— Ловко.

— А обокрал я себя еще ловчей. Была у меня невеста. Шейнеле. Дай бог ей долгую-предолгую жизнь. Дай бог ей внуков и правнуков. Красавица. На пасху мы должны были с ней обвенчаться, а в суккот я украл ее у себя. Понимаешь, украл. Зачем, подумал я, ей мучаться со мной, честным дураком… С тех пор и скитаюсь один по свету… Не укради я ее у самого себя, она была бы несчастна.

Шахна молчал.

— Кому нужен такой муж — честный дурак? Да к тому же чахоточник.

— Но тогда чахотки у тебя не было.

— Чахотка что? Кровью харкаешь сам.

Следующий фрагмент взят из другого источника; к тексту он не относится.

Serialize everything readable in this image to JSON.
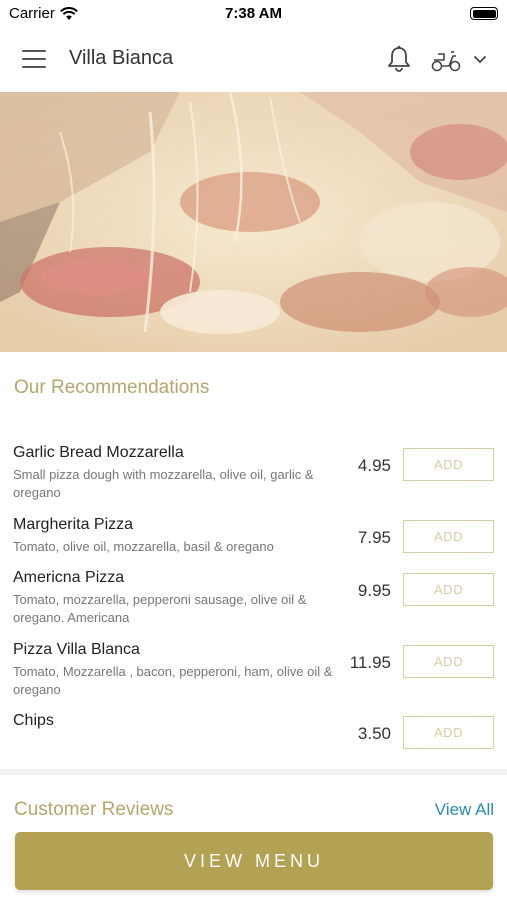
{
  "status_bar": {
    "carrier": "Carrier",
    "time": "7:38 AM"
  },
  "nav": {
    "title": "Villa Bianca"
  },
  "recommendations": {
    "title": "Our Recommendations",
    "items": [
      {
        "name": "Garlic Bread Mozzarella",
        "description": "Small pizza dough with mozzarella, olive oil, garlic & oregano",
        "price": "4.95",
        "add_label": "ADD"
      },
      {
        "name": "Margherita Pizza",
        "description": "Tomato, olive oil, mozzarella, basil & oregano",
        "price": "7.95",
        "add_label": "ADD"
      },
      {
        "name": "Americna Pizza",
        "description": "Tomato, mozzarella, pepperoni sausage, olive oil & oregano. Americana",
        "price": "9.95",
        "add_label": "ADD"
      },
      {
        "name": "Pizza Villa Blanca",
        "description": "Tomato, Mozzarella , bacon, pepperoni, ham, olive oil & oregano",
        "price": "11.95",
        "add_label": "ADD"
      },
      {
        "name": "Chips",
        "description": "",
        "price": "3.50",
        "add_label": "ADD"
      }
    ]
  },
  "reviews": {
    "title": "Customer Reviews",
    "view_all": "View All"
  },
  "cta": {
    "label": "VIEW MENU"
  },
  "colors": {
    "accent": "#b3a154",
    "link": "#2a8bb0",
    "section_title": "#b3a66e"
  }
}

А от твоей честности кровью харкают другие.

— Неправда.

— Ты просто боишься своей правды и потому ищешь такую, которая годилась бы для всех. Для всех годится только одна правда — смерть.

Ошер умер в разгар лета. Похоронили его на антокольском кладбище без суеты и без слез.

Шахна стоял у могилы, слушал, как деловито позвякивает лопата гробовщика, и не спускал глаз с бабочки, кружившей над могилой. Бабочка до боли кого-то напоминала, связывала его с родиной, приближая к другому лету, к другой траве и к другим надгробиям.

Шахна долго еще вспоминал Ошера — честного дурака, его невесту Шейнеле, думал о превратностях любви, о странных, подчас диковинных отношениях между мужчиной и женщиной, о невидимой и невероятно прочной нити, соединяющей жизнь и смерть, прошлое и будущее, добро и зло. Он ни на минуту не сомневался, что эта Шейнеле стала дебелой купчихой и, может быть, до сих пор по-бабьи тихо и преданно любит этого честного дурака Ошера, этого бродягу, чей прощальный поцелуй по сей день жжет ее щеку и согревает душу больше, чем золотые ее мужа-купца.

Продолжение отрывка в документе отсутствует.